We have been shite but in half our PL games, the refs have been a joke and you barely hear a thing about it. Meanwhile, the scousers get one unlucky break and they're ready to sue.

We had the Brighton goal, the Spurs penalty, the Arsenal goal and then the City penalty.

All of these decisions were key and we could easily have another 3-6 points more and be level with the Arse. Absolutely criminal from the refs.

And funnily enough, it's Newcastle and City who always seem to get the benefit of the doubt.
 
They told BBC commentators that they couldn’t draw the lines as there were too many players in the way.

That’s now the second offside call given against us where it’s been confirmed that the lines simply haven’t been drawn.

But but it all evens out in the end, is what we are told
 
I think he was just about in line with the ball when the Newcastle player heads it but the ball hits the Arsenal defender and actually hits the Newcastle player before it rolls to Gordon. At the point when it hits the Newcastle player, I think Gordon was ahead of the ball but I don't think VAR even checked it.

Neville said they couldn't determine the point at which Joelinton made contact with the ball so they couldn't adjudicate on the offside one way or the other.
 
Just amazes me TV companies regularly boast about endless camera angles in games they cover. Yet they can't find one to define whether a goal goes out on the touchline clearly?

If you can put them on goallines then they should have some hovering over the corner flags that give clear images on when balls go in/out.

Was same in World cup with the goal Japan scored v Germany which looked clearly out.
 
Gabriel was looking for a foul. Not giving him one was definitely not a “clear and obvious error” that’s for sure.
If you push an opponent in the back with both hand when he’s defending on the goal line, it’s a foul. Whether Gabriel was “looking for it” is irrelevant.
 
Yep. That’s the only possible explanation, well done mate.
You don't seem interested in elaborating on how it's clear and obvious that the ball is over the line so I can only assume you're just having a general moan because your team just had the clear and obvious bar work against you.
 
If you push an opponent in the back with both hand when he’s defending on the goal line, it’s a foul. Whether Gabriel was “looking for it” is irrelevant.
If you look at the incident Gabriel isn't pushed over. He leans forward by himself to try to head the ball behind him. The arms are in the back but they're not the reason he ends up in that position.
 
You don't seem interested in elaborating on how it's clear and obvious that the ball is over the line so I can only assume you're just having a general moan because your team just had the clear and obvious bar work against you.
You’re free to assume what you like.
 
Looking for a foul has never been a reason not to give a foul

It looked like Gabriel felt the hands on this back and threw his legs back into Joelinton. As the goal had been given there wasn't enough in it to over-rule the onfield decision.
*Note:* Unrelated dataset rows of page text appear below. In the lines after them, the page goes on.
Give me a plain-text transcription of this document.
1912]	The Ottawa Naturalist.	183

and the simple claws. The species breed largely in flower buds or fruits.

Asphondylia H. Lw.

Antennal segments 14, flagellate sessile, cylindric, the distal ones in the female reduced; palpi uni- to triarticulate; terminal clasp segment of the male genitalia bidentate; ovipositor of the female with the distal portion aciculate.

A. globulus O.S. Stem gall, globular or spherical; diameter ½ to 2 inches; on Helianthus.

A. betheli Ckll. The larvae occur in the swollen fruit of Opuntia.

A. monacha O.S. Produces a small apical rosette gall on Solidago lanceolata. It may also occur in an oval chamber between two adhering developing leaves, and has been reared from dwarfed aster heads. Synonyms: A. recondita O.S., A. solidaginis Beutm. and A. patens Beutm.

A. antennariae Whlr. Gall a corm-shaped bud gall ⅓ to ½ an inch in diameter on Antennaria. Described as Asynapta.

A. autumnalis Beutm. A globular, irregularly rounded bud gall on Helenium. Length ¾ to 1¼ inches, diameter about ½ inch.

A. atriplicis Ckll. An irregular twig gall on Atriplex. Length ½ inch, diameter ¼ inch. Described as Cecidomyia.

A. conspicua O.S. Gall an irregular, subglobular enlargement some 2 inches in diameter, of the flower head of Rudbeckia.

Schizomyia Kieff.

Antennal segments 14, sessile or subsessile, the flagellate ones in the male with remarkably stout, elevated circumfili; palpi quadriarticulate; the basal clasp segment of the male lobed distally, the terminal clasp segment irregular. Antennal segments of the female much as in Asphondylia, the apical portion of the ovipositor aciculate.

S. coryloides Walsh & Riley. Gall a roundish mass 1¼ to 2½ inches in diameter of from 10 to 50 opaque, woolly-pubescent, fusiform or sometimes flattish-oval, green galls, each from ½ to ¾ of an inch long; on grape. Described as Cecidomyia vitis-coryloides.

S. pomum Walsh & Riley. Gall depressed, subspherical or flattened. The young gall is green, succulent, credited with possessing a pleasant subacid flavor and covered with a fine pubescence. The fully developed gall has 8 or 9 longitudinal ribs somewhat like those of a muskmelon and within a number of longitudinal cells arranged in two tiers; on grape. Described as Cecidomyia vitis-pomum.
To be honest, I'm happy enough they decided they didn't have enough evidence to rule the goal out. It'd be preferable if they admitted this and let other marginal goals stand. It seems like some of them guess and rule out goals unnecessarily.
 
It looked like Gabriel felt the hands on this back and threw his legs back into Joelinton. As the goal had been given there wasn't enough in it to over-rule the onfield decision.

To be honest, I'm happy enough they decided they didn't have enough evidence to rule the goal out. It'd be preferable if they admitted this and let other marginal goals stand. It seems like some of them guess and rule out goals unnecessarily.
It doesn't seem like it , that's exactly what they do
 
Hard to see how they deem insufficient evidence that the ball was out, but had a different ruling for Hojlund's goal vs Palace.

The two look pretty much identical, no?
 
Wrong and wrong. The ball should be obviously out to be called out. Whole of the ball over whole of the line.

I’d love to see a Hawkeye view of it because I’d bet it would show the whole ball wasn’t over the line.